The endowment establishes a Chair of Sustainable Development in Raleigh.

Bayer gives North Carolina State $1 million

Bayer CropScience LP and North Carolina State University (NCSU) formalized a far-reaching collaboration when Pascal Housset, president and head of the Environmental Science business operations unit at Bayer, presented Dr. Johnny Wynne, NCSU’s dean of the College Agriculture and Life Sciences (CALS), with a $1 million endowment to establish a Chair of Sustainable Development.


“We are honored to have Bayer as a collaborator in our research efforts to find solutions to the complex problems that issues like global climate change, population growth, and food and water shortages present,” said Wynne. “Under Pascal Housset’s leadership, Environmental Science has discovered new and innovative ways to marry business and the environment, to the benefit of both.”


Vital to the sustainability culture that Housset has worked hard to cultivate at Environmental Science is the notion that partnering – in this case with academia – is critical to success.


“We cannot achieve our goals alone. That is why the research expertise of North Carolina State makes the university an ideal choice,” Housset said. “It is within our power to achieve great success for our company while effecting critical change that will benefit society as a whole. It is simply essential to protect the world in which we live and work. Together with the university, we will take great strides in that direction.”


Dr. Tom Rufty has been named the first Bayer Environmental Science Professor of Sustainable Development. Rufty is currently Director of the Center for Turfgrass Environmental Research and Education and Professor of Environmental Plant Physiology of the Department of Crop Science at the NCSU. His areas of research include resource acquisition by plants and plant communities and plant responses to environmental stress.


“This is a great honor for me personally and for all that are involved in our research programs” said Rufty. “I’m proud to be a part of the contributions towards environmental research and sustainable development that we are making here at NCSU.”


Engaging in collaborations with results that go far beyond its campus borders is nothing new for NCSU.


“It [partnering] is an important part of who we are,” Wynne said. “Here at NCSU we have a long history of such collaborations in the public and private sector.”


Those collaborations have produced more than 70 start-up companies and a NCSU portfolio consisting of more than 600 patents.
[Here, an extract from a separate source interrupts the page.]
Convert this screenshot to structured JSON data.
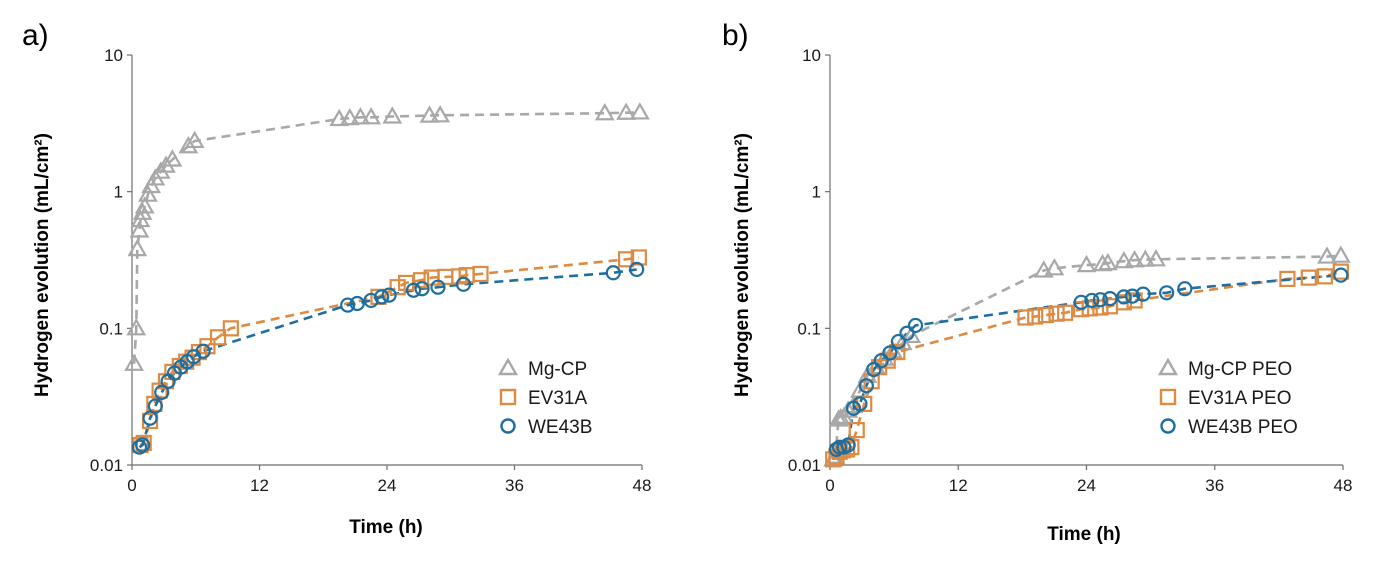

NCSU partnership activities also include 61 corporations and government agencies that employ more than 1,500 employees who work alongside NCSU researchers.


The sustainability culture that Environmental Science shares with NCSU is reflected throughout the company internally and externally through various business practices that include the development of new products dedicated to reducing carbon in the Earth’s atmosphere by promoting plant health.


“As the world becomes more conscious of the climate change crisis, demand for products that meet the dual needs of business and the environment increases,” Housset said. “Events such as the NCSU symposium provide a wonderful opportunity to enlist the help of the academic and research communities to support those dual objectives. All of us at Environmental Science are excited about this new chapter in our collaboration with NCSU.”


Current collaborative efforts between NCSU and Bayer CropScience include studies relating to managing carbon sequestration in trees and turfgrass, biodiversity surveys and research into improving plant health to better manage environmental and insect-related stress.